Roger, his father-in-law Dafydd Gam and his recently married son, Roger, had been part of the Welsh contingent that fought with Henry V of England, popularly designated Harry of Monmouth, at the Battle of Agincourt on 25 October 1415. Henry's forces faced formidable odds: illness and impediments in the form of destroyed bridges, well-guarded river crossings, fortification and greatly hindered access to cattle as a means of food by the French. Henry's extremely loyal troops pushed on in spite of illness, starvation and fatigue. Upon hearing that his army would be outnumbered, Henry sent Roger's father-in-law Dafydd Gam to observe the size and motion of the French troops. Observing that they would be significantly outnumbered, and not wanting to daunt Henry or his kinmen, Dafydd's response upon his return was that there were "enough to be killed, enough to be taken prisoners and enough to be run away."

Sixteen French knights who had taken a solemn oath to do what was necessary to seize Henry V, succeeding in unhorsing the king, who risked certain death at the hands of the knights. Dayfdd called to his Brecon kinsmen, including both Roger Vaughans, William ap Thomas and William Lloyd. They managed to bring down each of the sixteen knights. Henry V's valiant fight and his own exposure to danger in order to protect his injured brother, Humphrey of Lancaster, 1st Duke of Gloucester, inspired and emboldened the English who met the French forces decidedly, killing or capturing their leaders, resulting in confusion and flight.

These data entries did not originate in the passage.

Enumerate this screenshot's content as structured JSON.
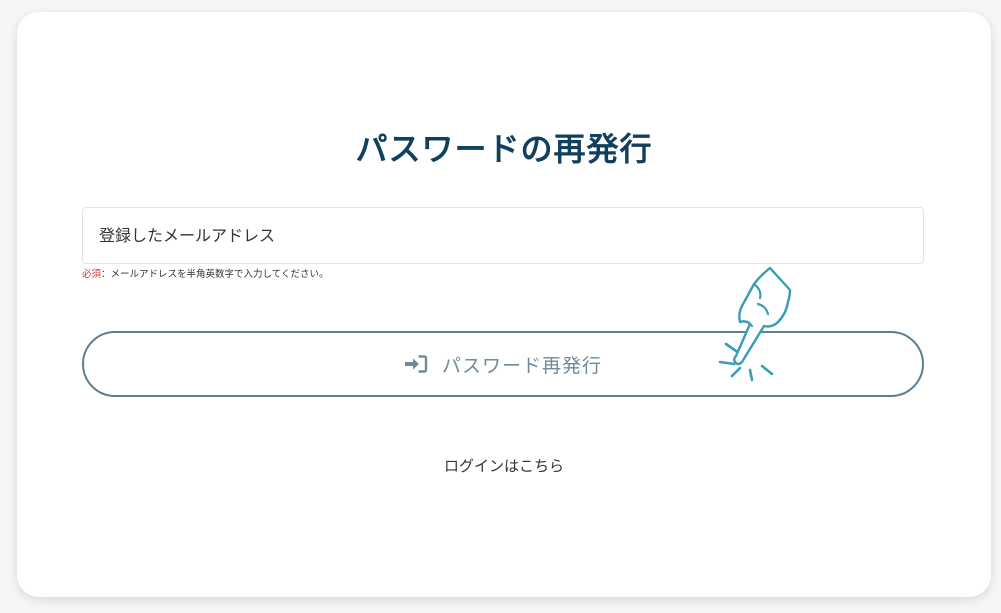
{
  "page": {
    "title": "パスワードの再発行"
  },
  "form": {
    "email_placeholder": "登録したメールアドレス",
    "email_value": "",
    "note_required": "必須",
    "note_text": "：メールアドレスを半角英数字で入力してください。",
    "submit_label": "パスワード再発行",
    "submit_icon": "sign-in-icon",
    "login_link_label": "ログインはこちら"
  },
  "colors": {
    "title": "#11405f",
    "button_border": "#5e7f93",
    "button_text": "#6e8b9b",
    "required": "#d9352b",
    "hand_pointer": "#3a9db5"
  }
}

While Henry V would meet with success in this battle, Dafydd, the elder Roger Vaughan and William Lloyd were mortally wounded.

Legends appeared in the 16th century claiming that upon saving the life of Henry V at the expense of their own lives, both men were knighted by the king on the battlefield before they died. However, there is no contemporary validation that the legends are true.